FTIR is a simple, efficient, and cost-effective equipment to quantify epoxy within modified epoxy asphalt binders and can hence help reduce the fraud that could take place and hamper the achievement of durable modified epoxy bitumen pavement surfaces. The cost-effectiveness, availability, and simplicity in operating FTIR spectroscopy means that the method could be advantageous for developing countries. These countries are desperately in need of strong quality control measures to prevent fraud during the construction of bituminous road surfaces, without which these roads will be poorly constructed with recurrent excessively unbearable maintenance costs. The following conclusions can therefore be drawn:

• Epoxy content is crucial within the mixes of modified epoxy bituminous surfaces, such as modified epoxy asphalt surface (MEAS) and modified epoxy chip seal (MECS). Failure to use appropriate ratios of epoxy due to fraudulent actions will lead to premature failures of roads and therefore excessive lifecycle costs. Fraud could be a result of temptations to make excessive profits by reducing the quantity of epoxy, which is probably the most expensive of the bituminous binder components.

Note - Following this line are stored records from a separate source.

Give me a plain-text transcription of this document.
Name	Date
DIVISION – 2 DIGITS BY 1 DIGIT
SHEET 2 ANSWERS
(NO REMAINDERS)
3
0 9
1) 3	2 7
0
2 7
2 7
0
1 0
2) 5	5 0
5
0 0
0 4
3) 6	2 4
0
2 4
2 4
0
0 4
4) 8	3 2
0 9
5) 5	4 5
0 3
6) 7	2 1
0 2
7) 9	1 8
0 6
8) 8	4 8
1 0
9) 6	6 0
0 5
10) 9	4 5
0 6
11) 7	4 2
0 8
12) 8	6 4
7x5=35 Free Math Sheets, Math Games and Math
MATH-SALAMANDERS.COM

• FTIR can accurately determine the epoxy content within bituminous binders and therefore prevent possible fraud at the mixing plant level. When an on-field construction target mixture of a bituminous binder with 25% epoxy is used, the equations in Figure 12 and Figure 13 can be used for bitumen grades 80/100 and 60/70, respectively. The 25% modified epoxy binder is recommended by the New Zealand Transport Agency (NZTA) to optimise strength, durability, and economic benefits of modified epoxy surfacing.
• This study has shown that if the sample preparation, sampling, and testing processes are appropriately performed, FTIR results are expected to fall within ±1% of the actual quantities of epoxy used during the mixing of modified epoxy bituminous binder materials.